Final answer:
To solve the boundary value problem p'' + 6p' + 10p = 0 with the conditions p(0) = 0 and p(π/2) = 4, we find the roots of the characteristic equation, form the general solution based on those roots, and use the boundary conditions to determine the constants for the specific solution.
Step-by-step explanation:
The boundary value problem in question requires a solution to the second-order differential equation p'' + 6p' + 10p = 0 with the boundary conditions p(0) = 0 and p(π/2) = 4.
To solve this, we must find a general solution to the homogeneous differential equation and then apply the given boundary conditions to determine the specific solution that satisfies them.
The characteristic equation derived from the differential equation is r^2 + 6r + 10 = 0, which we can solve using the quadratic formula to find the roots of the characteristic equation.
These roots will be complex numbers due to the discriminant being negative.

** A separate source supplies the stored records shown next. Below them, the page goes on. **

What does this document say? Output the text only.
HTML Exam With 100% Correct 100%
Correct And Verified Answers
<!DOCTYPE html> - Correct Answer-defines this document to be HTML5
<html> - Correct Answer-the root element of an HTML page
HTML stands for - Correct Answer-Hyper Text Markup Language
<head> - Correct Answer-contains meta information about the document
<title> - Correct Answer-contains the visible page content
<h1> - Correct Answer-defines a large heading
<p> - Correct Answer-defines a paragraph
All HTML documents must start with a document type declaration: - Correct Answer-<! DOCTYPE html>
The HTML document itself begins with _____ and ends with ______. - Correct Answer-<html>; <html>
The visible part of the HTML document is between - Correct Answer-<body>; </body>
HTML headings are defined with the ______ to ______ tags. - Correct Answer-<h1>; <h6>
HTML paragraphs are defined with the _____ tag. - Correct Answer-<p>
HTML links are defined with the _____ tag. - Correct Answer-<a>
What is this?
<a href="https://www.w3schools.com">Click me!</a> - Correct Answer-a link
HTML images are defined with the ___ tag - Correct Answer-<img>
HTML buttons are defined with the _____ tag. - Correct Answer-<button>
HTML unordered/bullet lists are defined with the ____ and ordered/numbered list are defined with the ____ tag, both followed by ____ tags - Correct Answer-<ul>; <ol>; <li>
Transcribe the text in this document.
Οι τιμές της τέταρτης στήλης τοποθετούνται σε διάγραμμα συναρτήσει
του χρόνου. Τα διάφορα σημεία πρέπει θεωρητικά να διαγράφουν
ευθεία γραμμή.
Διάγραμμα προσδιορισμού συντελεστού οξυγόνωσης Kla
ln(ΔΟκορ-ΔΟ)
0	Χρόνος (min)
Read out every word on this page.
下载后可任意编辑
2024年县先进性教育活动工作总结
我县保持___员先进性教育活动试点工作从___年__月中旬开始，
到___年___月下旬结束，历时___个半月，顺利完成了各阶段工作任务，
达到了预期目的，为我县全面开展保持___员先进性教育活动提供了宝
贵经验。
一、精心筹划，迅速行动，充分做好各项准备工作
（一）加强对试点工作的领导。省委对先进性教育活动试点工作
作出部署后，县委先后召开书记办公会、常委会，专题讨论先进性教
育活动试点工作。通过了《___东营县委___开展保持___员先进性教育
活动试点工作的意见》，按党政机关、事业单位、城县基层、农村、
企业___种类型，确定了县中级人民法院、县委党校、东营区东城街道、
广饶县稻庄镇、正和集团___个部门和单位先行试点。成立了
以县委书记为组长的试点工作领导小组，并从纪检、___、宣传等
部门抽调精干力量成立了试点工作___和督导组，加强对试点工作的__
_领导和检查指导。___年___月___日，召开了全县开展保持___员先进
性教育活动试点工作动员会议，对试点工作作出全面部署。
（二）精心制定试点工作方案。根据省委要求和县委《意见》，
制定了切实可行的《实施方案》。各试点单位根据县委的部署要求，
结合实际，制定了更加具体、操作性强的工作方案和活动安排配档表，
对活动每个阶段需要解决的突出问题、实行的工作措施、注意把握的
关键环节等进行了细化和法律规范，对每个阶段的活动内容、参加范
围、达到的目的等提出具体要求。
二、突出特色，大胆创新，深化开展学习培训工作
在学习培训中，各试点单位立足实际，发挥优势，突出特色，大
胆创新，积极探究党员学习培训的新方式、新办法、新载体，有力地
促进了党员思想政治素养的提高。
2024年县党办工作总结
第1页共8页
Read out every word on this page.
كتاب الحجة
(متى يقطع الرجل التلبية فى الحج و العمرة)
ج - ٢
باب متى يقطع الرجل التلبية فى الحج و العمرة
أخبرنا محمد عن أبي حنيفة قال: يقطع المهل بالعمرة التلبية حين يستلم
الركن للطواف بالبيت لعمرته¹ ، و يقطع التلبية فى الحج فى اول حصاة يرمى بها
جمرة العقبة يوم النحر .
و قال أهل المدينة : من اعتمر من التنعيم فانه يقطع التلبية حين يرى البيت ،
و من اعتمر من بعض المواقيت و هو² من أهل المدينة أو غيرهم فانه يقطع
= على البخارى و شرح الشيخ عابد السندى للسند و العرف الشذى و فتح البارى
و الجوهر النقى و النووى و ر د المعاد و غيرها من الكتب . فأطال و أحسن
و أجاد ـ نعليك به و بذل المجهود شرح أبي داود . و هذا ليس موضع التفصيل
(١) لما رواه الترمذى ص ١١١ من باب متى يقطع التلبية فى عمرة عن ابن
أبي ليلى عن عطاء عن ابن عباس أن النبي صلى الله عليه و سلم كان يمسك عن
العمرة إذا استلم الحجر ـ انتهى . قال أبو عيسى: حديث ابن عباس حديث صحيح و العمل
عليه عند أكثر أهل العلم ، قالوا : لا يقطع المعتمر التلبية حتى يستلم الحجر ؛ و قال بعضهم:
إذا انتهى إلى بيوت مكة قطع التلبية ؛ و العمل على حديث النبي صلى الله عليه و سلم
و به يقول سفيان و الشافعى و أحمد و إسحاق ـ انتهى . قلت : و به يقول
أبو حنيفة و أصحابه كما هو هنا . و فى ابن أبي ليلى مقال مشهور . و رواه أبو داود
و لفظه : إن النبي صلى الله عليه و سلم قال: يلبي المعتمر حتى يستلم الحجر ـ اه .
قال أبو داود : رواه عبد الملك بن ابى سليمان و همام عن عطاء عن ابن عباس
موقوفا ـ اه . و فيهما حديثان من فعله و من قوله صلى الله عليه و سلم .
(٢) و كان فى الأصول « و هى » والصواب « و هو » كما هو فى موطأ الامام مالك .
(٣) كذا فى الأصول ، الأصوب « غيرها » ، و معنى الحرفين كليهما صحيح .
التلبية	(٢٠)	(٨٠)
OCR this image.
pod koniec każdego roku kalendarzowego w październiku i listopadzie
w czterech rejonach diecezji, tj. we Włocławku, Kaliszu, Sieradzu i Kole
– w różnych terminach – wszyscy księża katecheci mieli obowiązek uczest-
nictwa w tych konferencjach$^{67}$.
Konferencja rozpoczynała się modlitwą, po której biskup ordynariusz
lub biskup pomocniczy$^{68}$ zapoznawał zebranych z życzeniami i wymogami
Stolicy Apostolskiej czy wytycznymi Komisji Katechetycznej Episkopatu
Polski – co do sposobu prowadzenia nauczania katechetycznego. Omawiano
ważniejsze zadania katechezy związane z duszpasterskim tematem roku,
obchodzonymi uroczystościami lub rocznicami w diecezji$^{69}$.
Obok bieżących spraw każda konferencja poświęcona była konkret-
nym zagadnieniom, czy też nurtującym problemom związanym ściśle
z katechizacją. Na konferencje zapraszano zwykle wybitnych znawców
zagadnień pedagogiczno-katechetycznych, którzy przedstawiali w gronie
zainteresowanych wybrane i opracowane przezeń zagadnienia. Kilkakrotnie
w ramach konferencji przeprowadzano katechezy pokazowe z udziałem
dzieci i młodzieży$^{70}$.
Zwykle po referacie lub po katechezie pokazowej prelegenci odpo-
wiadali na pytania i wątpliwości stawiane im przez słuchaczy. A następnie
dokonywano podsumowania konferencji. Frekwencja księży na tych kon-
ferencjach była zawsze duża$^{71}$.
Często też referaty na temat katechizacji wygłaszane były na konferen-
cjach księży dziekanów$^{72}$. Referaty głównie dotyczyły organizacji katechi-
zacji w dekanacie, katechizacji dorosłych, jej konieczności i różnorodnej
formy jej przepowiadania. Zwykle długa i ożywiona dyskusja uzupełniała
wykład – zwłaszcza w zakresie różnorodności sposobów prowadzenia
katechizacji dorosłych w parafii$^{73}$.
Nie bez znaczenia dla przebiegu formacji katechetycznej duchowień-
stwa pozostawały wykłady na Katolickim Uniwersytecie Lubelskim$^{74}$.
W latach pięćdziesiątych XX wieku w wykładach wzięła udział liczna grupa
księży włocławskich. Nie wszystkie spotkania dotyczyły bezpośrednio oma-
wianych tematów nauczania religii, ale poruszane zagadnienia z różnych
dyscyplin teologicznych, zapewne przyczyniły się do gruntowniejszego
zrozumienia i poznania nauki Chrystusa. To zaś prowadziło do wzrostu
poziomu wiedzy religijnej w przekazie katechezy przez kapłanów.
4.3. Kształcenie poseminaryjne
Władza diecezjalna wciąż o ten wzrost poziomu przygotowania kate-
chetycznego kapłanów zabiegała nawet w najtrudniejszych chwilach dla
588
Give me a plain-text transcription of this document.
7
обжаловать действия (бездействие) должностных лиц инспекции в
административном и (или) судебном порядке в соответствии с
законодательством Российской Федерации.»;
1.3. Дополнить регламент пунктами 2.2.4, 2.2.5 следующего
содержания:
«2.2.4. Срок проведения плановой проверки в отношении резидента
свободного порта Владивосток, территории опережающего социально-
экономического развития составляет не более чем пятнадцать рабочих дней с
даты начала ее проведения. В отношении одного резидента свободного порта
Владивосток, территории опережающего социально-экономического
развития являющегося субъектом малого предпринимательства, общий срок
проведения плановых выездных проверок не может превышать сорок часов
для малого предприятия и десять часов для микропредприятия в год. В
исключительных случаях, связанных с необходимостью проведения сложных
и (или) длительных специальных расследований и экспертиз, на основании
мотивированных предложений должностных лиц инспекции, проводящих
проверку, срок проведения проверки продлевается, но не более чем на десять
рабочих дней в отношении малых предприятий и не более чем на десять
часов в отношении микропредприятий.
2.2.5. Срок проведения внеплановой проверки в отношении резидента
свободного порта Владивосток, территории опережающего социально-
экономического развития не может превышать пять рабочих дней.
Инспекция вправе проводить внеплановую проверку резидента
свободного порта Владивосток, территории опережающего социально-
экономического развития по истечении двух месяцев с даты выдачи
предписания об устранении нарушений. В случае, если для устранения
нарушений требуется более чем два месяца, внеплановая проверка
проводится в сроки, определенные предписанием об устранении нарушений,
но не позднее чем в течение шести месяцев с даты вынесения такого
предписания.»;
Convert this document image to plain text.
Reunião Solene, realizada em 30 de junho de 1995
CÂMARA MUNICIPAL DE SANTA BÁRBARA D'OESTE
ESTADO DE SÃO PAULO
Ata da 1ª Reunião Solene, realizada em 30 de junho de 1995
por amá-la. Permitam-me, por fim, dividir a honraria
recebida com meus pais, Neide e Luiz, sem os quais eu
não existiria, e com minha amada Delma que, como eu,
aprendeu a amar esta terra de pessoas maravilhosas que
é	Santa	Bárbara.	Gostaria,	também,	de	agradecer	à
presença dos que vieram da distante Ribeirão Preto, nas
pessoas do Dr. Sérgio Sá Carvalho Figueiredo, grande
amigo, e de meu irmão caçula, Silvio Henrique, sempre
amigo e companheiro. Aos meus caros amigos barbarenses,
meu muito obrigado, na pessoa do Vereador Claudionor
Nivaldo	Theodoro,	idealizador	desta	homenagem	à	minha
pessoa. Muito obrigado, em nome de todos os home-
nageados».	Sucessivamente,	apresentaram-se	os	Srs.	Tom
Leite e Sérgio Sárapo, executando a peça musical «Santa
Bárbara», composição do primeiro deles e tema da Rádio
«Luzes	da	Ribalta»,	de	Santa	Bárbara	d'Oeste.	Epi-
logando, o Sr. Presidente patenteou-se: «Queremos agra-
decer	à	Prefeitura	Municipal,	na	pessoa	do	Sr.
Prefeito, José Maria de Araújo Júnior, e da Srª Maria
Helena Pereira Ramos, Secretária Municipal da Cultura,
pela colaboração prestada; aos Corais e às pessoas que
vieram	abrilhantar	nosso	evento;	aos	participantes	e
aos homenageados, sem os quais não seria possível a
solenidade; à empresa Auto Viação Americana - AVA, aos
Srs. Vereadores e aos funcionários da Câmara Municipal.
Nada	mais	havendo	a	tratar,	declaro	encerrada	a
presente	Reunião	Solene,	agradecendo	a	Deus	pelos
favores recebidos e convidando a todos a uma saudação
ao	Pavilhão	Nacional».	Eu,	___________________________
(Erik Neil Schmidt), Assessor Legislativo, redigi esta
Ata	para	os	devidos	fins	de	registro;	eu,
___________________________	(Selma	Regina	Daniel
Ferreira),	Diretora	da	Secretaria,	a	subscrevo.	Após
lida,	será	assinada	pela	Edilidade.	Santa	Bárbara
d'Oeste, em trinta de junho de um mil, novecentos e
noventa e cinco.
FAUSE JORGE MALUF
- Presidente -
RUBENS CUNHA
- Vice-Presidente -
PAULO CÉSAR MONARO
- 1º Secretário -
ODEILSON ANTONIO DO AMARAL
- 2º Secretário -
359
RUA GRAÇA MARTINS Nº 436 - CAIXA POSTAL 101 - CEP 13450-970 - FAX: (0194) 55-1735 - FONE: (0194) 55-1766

After finding the roots, the general solution will have the form C1e^(αx)cos(βx) + C2e^(αx)sin(βx), where α and β are the real and imaginary parts of the roots, respectively, and C1 and C2 are constants that we solve for using the boundary conditions.
Upon finding the general solution, we can plug in the boundary conditions one by one to find a system of equations. Setting p(0) = 0 gives us one equation in terms of the constants and setting p(π/2) = 4 gives us a second equation. Solving this system will give us the values of C1 and C2, thus providing the specific solution that satisfies the boundary value problem.